La Convention de Montreux, officiellement Convention concernant le régime des détroits, est un accord international multilatéral daté du 20 juillet 1936 et signé dans la ville de Montreux, sur le lac Léman. Elle est entrée en vigueur le 9 novembre 1936 et règle depuis cette date l’exercice de la libre circulation entre la mer Noire et la mer Egée par les détroits des Dardanelles et du Bosphore. Cette convention justifie le passage régulier des navires de guerre russes, basés à Odessa, qui se rendent à Tartous.

Bachar el-Assad n’est pas un vulgaire Ben Ali ou Kadhafi, et il peut dormir tranquille : son accord avec les Russes le met à l’abri de toute mauvaise surprise, car l’enjeu n’est pas syrien mais bel et bien russe.

La Turquie isolée

La vraie mauvaise surprise vient en fait de Turquie. Après avoir voulu servir de pont entre l’Orient et l’Occident, le gouvernement d’Ankara a clairement basculé dans l’islam. Ainsi, après la question arménienne, l’insoluble problème kurde et l’interminable occupation du nord de Chypre, le gouvernement turc s’est créé un souci supplémentaire avec la Syrie, après l’incroyable épisode des bateaux pour la Palestine.

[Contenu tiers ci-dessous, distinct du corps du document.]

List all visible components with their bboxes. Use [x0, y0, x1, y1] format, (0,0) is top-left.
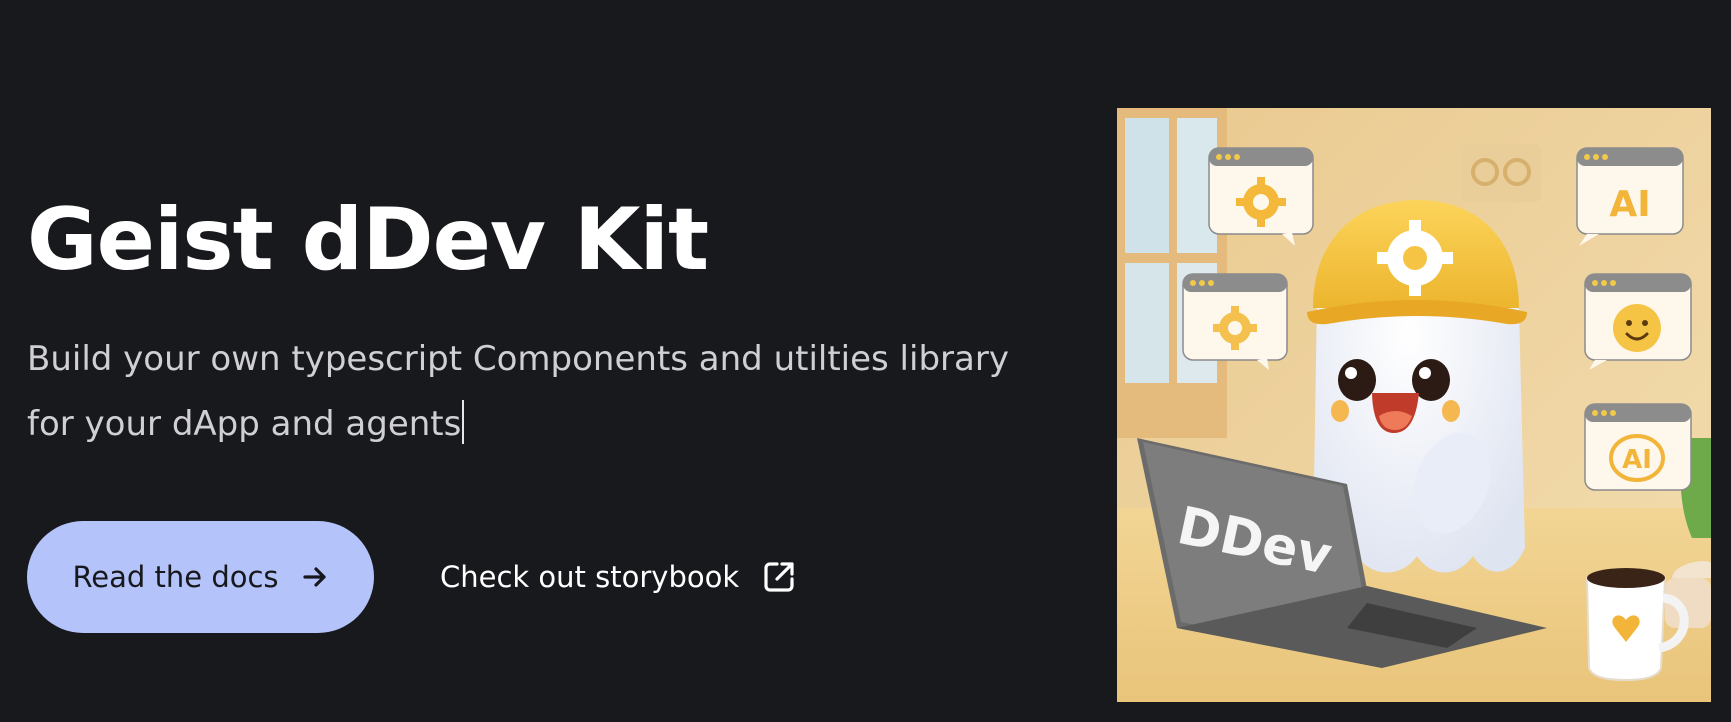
ghost-developer-illustration: AI AI DDev: [1117, 108, 1711, 702]
check-out-storybook-label: Check out storybook: [440, 560, 740, 594]
hero-section: Geist dDev Kit Build your own typescript…: [27, 0, 1037, 722]
arrow-right-icon: [301, 563, 329, 591]
text-caret: [462, 400, 465, 444]
check-out-storybook-link[interactable]: Check out storybook: [440, 551, 797, 603]
ai-circle-bubble-text: AI: [1622, 445, 1652, 475]
external-link-icon: [761, 559, 797, 595]
smiley-icon: [1613, 304, 1661, 352]
gear-bubble-mid-left: [1182, 273, 1288, 370]
read-the-docs-label: Read the docs: [72, 560, 279, 594]
hero-subtitle: Build your own typescript Components and…: [27, 327, 1037, 457]
ai-bubble-text: AI: [1609, 184, 1650, 225]
ai-circle-bubble-lower-right: AI: [1584, 403, 1692, 491]
page-title: Geist dDev Kit: [27, 190, 709, 290]
hero-subtitle-text: Build your own typescript Components and…: [27, 339, 1009, 444]
smiley-bubble-mid-right: [1584, 273, 1692, 370]
gear-bubble-top-left: [1208, 147, 1314, 246]
ai-bubble-top-right: AI: [1576, 147, 1684, 246]
read-the-docs-button[interactable]: Read the docs: [27, 521, 374, 633]
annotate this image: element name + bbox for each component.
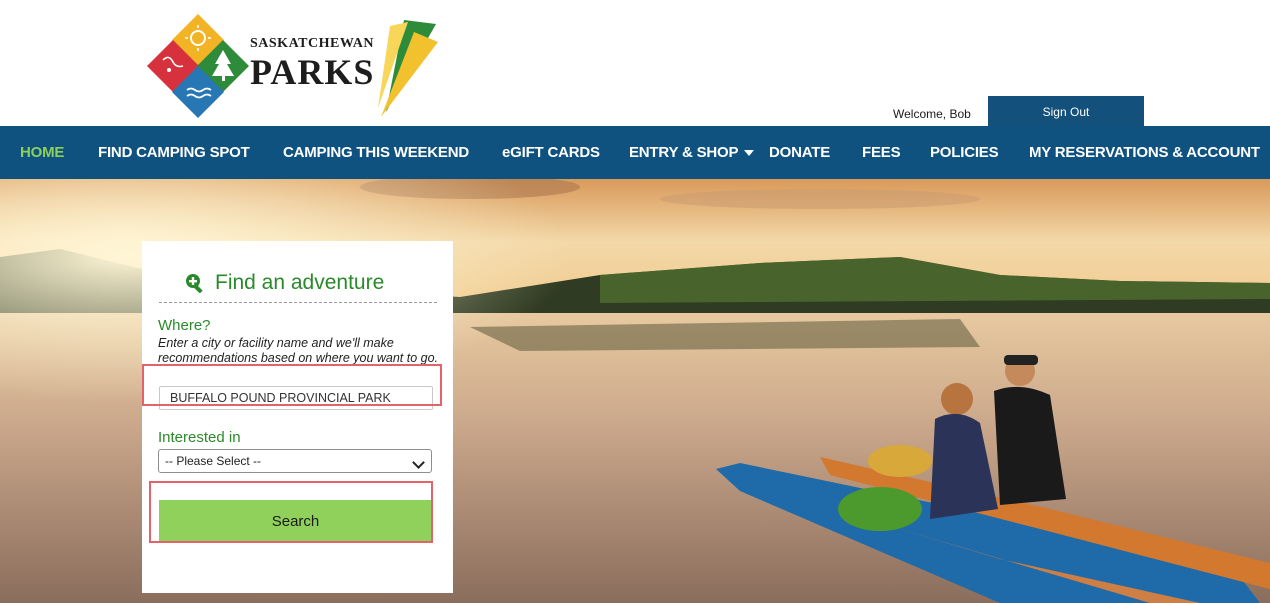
caret-down-icon [744,149,755,156]
where-help-text: Enter a city or facility name and we'll … [158,336,439,365]
nav-entry-shop-label: ENTRY & SHOP [629,144,739,161]
site-header: SASKATCHEWAN PARKS Welcome, Bob Sign Out [0,0,1270,126]
interest-select-value: -- Please Select -- [165,454,262,468]
nav-camping-this-weekend[interactable]: CAMPING THIS WEEKEND [283,126,469,179]
nav-donate[interactable]: DONATE [769,126,830,179]
nav-policies[interactable]: POLICIES [930,126,999,179]
sign-out-button[interactable]: Sign Out [988,96,1144,126]
logo-text-saskatchewan: SASKATCHEWAN [250,36,374,51]
panel-title-text: Find an adventure [215,271,385,294]
nav-my-reservations[interactable]: MY RESERVATIONS & ACCOUNT [1029,126,1260,179]
annotation-box-where [142,364,442,406]
site-logo[interactable]: SASKATCHEWAN PARKS [146,12,446,122]
interest-label: Interested in [158,429,241,446]
welcome-message: Welcome, Bob [893,107,971,121]
nav-entry-shop[interactable]: ENTRY & SHOP [629,126,755,179]
chevron-down-icon [412,456,425,469]
nav-fees[interactable]: FEES [862,126,901,179]
nav-egift-cards[interactable]: eGIFT CARDS [502,126,600,179]
where-label: Where? [158,317,211,334]
title-divider [159,302,437,303]
interest-select[interactable]: -- Please Select -- [158,449,432,473]
main-nav: HOME FIND CAMPING SPOT CAMPING THIS WEEK… [0,126,1270,179]
zoom-in-icon [186,274,203,293]
annotation-box-search [149,481,433,543]
nav-home[interactable]: HOME [20,126,64,179]
nav-find-camping-spot[interactable]: FIND CAMPING SPOT [98,126,250,179]
logo-text-parks: PARKS [250,52,375,92]
panel-title: Find an adventure [185,271,384,295]
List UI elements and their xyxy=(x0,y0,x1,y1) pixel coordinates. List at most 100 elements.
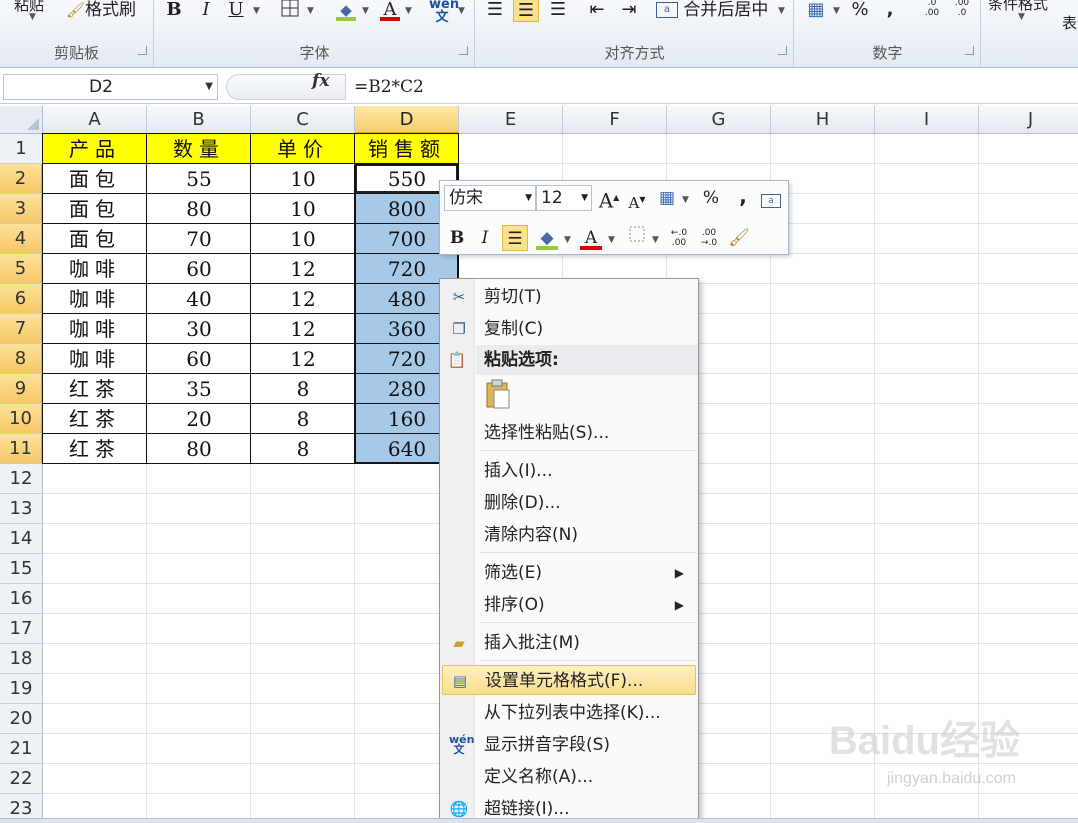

En effet, le 31 mai 2010, l’expédition nautique le long des côtes israéliennes devait faire s’écrouler l’image positive de Tayyip Erdogan auprès d’Israël. Le but était humanitaire, les neufs morts étaient d’innocents militants qui n’avaient pas mesuré les risques pris en allant chatouiller Tsahal sur le bord de ses plages de sable, mais le résultat est avéré : du statut d’alliée fiable, la Turquie a basculé dans le camp des complices des terroristes. Les relations diplomatiques, qui furent provisoirement rompues, ont basculé dans la défiance.

Débordé par ses idéologues fondamentalistes qui ont désormais pris le pas sur les opportunistes et les affairistes au sein de l’AKP, le soutien aux opposants à Bachar el-Assad était devenu la session de rattrapage auprès de ses extrémistes de l’AKP. C’est un échec terrible pour les Turcs qui se trouvent désormais en conflit ouvert avec les Russes, en étant de plus prisonniers de l’aide qu’ils apportent aux opposants syriens, donc objectivement à Al-Qaïda.

Dans cette affaire, où l’intelligence politique eût été au minimum de calmer le jeu, la France s’est déshonorée. Le 17 septembre, alors que le ministre Laurent Fabius allait naïvement à Moscou demander à son homologue Sergueï Lavrov de soutenir les frappes occidentales, celui-ci s’est vraiment interrogé sur le degré d’information de son hôte. Un milliard pour Saint-Nazaire et l’industrie française de l’armement, qui bénéficie surtout à la DCNS : est-il possible que Fabius l’ignore ?

 

Bruce Denisse
25/10/2013

Bruce Denisse est le pseudonyme d’un diplomate français ayant exercé d’importantes fonctions en Turquie et dans l’est de l’Europe.